The panel noted that "rule is especially important when the class redemption rate is low" and another "approach would allow parties to concoct a high phantom settlement cap to justify excessive fees, even though class members receive nothing close to that amount."  The panel added that "the district court should consider cross-checking its lodestar calculation to ensure that it is reasonably proportional to the benefit provided to the class."  If the cross-check showed that the fee award exceeded 25% of the class benefits, that disparity might "suggest that the fee amount is unreasonable."

The panel added that except for extraordinary cases, a fee award should not exceed the value provided to the class, and remarked that it did not matter that "attorneys may have devoted hundreds or even thousands of hours to a case."

Potential Ramifications of the Lowry Decision

The takeaways from this decision will likely emanate far beyond copyright cases.  Class action plaintiffs attorneys may refuse to consider claims-made settlements in the Ninth Circuit, and insist on common fund settlements.  This position could extend to state court cases on the West Coast for fear that these courts might find the Ninth Circuit's decision persuasive.  Even for common fund settlements, the amount that class members actually will receive must be considered.

While common fund settlements predetermine the amount that the defendant will pay, the amount actually paid in benefits to class members might still depend on the take rate and the types of benefits available.  Common fund settlements are thus not entirely inoculated from the potential application of the panel's rationale in the Lowery decision.  A court still could consider the amount of attorney fees and the amount of the common fund actually allocable to class member benefits.

Thus, regardless of whether a common fund or claims-made settlement in the Ninth Circuit is pursued, the likely take rate and associated monetary benefit for class members should be carefully evaluated.

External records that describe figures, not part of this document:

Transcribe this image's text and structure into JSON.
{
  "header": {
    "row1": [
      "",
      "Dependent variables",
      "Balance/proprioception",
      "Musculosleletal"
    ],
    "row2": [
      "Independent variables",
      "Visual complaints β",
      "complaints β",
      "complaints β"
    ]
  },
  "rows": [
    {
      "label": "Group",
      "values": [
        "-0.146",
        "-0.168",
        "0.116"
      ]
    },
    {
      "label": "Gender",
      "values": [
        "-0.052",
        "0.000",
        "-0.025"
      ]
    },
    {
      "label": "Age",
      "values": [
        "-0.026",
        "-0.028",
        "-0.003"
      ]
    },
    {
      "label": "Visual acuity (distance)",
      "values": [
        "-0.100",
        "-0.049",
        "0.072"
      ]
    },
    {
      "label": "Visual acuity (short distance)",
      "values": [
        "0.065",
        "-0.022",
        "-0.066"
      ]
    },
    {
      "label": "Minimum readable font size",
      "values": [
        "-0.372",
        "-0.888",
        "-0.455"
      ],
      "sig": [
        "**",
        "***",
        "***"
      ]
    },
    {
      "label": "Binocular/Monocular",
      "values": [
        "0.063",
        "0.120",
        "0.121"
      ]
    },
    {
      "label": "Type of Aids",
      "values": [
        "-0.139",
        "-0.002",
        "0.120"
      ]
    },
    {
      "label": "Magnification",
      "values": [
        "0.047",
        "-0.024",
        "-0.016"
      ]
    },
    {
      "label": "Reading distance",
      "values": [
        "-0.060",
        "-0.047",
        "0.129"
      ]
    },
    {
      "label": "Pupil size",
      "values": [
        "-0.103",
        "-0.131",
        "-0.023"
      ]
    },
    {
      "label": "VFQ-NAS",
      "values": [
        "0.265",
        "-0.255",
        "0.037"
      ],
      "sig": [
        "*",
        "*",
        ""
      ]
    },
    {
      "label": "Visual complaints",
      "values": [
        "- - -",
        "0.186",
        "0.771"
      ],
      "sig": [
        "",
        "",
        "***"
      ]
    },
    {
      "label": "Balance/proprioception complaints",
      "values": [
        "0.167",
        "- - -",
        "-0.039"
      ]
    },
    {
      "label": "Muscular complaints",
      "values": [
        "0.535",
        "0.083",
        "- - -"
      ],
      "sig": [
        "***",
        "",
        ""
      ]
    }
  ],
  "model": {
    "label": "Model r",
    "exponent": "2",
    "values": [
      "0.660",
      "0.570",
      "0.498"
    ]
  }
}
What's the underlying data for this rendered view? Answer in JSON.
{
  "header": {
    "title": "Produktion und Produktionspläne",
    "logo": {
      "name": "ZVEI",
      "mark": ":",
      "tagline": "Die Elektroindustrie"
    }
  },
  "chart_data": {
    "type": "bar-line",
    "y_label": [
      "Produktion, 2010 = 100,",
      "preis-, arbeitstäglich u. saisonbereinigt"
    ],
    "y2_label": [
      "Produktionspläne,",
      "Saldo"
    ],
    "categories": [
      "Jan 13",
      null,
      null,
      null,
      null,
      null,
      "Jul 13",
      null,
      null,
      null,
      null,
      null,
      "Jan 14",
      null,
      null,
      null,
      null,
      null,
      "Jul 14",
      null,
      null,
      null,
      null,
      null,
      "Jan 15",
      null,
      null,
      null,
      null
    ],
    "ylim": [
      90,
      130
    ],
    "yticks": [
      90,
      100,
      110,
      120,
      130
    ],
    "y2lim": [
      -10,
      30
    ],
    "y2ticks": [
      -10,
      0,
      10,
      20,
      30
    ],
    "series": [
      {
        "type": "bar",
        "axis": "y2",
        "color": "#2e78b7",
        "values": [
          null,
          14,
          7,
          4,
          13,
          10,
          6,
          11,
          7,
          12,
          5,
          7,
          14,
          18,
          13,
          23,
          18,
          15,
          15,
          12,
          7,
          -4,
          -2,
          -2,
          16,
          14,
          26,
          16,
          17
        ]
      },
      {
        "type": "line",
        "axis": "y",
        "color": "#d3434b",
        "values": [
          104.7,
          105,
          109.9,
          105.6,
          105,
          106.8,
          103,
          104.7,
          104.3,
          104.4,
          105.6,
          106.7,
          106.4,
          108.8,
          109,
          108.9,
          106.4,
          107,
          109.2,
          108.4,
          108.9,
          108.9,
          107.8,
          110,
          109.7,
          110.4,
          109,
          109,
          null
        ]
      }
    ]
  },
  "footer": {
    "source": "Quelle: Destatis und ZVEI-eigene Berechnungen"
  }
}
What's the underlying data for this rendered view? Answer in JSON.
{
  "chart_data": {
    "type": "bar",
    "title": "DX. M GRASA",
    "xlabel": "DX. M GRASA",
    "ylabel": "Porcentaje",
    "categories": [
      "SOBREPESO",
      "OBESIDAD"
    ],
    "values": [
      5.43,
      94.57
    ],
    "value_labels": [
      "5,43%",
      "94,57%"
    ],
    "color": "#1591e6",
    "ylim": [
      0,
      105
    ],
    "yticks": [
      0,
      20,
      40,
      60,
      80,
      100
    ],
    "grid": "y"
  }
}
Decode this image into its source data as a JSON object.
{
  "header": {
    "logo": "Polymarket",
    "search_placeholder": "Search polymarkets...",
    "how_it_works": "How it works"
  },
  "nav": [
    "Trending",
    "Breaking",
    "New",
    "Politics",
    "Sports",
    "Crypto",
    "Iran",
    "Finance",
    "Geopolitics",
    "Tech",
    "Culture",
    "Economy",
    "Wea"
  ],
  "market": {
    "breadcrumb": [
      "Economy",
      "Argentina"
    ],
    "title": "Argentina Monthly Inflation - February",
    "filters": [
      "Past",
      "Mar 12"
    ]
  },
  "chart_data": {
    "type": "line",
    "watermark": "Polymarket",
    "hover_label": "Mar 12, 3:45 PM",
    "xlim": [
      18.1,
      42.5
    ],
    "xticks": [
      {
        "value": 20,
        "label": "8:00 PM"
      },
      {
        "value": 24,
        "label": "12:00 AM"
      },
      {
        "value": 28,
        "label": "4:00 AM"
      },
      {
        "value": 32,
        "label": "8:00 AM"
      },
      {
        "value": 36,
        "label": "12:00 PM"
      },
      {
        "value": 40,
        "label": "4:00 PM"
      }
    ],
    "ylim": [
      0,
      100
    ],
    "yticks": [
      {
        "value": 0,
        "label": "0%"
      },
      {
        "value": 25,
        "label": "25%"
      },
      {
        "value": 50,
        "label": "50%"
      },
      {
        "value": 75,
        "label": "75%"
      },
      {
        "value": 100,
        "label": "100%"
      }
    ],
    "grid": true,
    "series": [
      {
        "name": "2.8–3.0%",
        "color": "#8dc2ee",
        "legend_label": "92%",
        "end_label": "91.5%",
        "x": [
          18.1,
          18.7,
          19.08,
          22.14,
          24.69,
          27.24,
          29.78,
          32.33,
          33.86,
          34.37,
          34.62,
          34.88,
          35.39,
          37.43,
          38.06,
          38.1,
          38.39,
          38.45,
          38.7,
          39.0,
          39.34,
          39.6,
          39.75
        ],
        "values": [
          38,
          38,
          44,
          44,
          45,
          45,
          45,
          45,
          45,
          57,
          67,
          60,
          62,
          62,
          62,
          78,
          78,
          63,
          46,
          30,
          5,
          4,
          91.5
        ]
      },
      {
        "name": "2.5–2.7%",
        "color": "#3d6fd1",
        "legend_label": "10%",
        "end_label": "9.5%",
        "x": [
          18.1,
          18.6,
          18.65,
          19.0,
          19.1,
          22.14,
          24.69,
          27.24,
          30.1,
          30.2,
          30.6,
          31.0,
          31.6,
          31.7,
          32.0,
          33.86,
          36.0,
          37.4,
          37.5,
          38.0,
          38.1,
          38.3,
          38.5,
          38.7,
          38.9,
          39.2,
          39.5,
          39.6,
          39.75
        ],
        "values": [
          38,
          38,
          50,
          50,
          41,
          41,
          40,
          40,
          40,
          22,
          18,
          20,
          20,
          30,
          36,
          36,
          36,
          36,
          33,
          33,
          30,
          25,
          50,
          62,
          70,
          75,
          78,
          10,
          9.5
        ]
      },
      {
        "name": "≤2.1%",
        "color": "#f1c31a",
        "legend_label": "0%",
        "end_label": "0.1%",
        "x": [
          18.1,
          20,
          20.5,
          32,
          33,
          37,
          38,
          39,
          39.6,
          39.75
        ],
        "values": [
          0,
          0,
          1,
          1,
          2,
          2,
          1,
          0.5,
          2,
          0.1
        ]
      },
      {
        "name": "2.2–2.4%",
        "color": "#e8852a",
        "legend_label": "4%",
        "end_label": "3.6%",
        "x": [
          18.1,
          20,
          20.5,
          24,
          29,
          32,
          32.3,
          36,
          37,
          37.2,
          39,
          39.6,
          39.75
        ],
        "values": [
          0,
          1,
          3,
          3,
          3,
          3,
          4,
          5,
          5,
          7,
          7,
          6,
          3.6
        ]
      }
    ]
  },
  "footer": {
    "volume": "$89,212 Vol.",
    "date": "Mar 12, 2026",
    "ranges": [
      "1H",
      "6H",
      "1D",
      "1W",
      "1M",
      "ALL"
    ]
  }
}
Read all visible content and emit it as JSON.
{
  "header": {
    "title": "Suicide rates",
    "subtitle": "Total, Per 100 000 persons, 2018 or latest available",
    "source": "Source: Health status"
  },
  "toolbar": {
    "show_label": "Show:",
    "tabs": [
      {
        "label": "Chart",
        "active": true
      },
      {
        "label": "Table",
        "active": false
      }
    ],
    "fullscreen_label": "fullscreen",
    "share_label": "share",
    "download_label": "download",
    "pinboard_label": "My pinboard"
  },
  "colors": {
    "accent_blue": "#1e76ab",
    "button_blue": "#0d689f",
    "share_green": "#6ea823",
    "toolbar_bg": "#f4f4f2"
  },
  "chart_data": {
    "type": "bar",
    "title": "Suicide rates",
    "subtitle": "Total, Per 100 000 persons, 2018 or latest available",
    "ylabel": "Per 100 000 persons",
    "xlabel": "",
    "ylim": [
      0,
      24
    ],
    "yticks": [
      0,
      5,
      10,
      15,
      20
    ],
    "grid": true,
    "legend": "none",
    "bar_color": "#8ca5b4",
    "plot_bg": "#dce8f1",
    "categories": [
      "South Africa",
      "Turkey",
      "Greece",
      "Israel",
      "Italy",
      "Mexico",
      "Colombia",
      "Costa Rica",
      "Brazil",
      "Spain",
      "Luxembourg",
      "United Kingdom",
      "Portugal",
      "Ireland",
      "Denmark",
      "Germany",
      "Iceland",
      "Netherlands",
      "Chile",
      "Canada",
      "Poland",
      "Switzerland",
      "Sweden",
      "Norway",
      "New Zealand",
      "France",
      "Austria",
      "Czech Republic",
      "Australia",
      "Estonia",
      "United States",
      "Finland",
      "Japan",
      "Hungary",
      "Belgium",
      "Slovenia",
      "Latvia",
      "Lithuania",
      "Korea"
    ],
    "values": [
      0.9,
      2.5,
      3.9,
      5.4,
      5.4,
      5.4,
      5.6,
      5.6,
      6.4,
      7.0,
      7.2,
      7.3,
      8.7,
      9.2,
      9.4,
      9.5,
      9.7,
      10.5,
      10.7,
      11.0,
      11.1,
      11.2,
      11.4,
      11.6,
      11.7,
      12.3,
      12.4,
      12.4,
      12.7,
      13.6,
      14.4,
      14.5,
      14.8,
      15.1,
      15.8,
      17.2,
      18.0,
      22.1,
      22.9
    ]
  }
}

Looking Ahead in the Ninth Circuit

For any settlement, the impact of non-monetary and injunctive relief, which the Ninth Circuit recognized was not at issue in Lowery, should be considered. The panel noted a contrast to civil rights cases, where attorney fees awards did not need to be strictly proportional to monetary damages.  In civil rights cases, significant non-monetary and injunctive relief to the plaintiffs can be provided, but for copyright cases, attorney fees must consider the proportion between the award and the class benefits to confirm the award is reasonable.

That said, the panel recognized that in copyright cases such as infringement where substantial non-monetary relief or a meaningful benefit to society is encompassed, a fee award may exceed the monetary benefit provided to the class.  The Lowery decision does not have to be a death knell for claims-made settlements in the Ninth Circuit.  There is no reason to conclude that a well-structured claims-made settlement that provides significant settlement benefits to class members can no longer obtain court approval.  To the extent that material injunctive and non-monetary benefits are included, even more reason for optimism exists.

It also should be noted that the Lowery decision does not mean that all focus in a class settlement should be on boosting the amount paid to class members.  The key focus in Lowery was the amount of the plaintiffs' attorney fees in comparison to the amount of class member benefits.  So, maybe­ — just maybe­ — more reasonable attorney fees amounts can increasingly become part of class action settlements, whether structured as a claims-made or common fund settlement.

David Ross is a partner at Wilson Elser Moskowitz Edelman & Dicker LLP.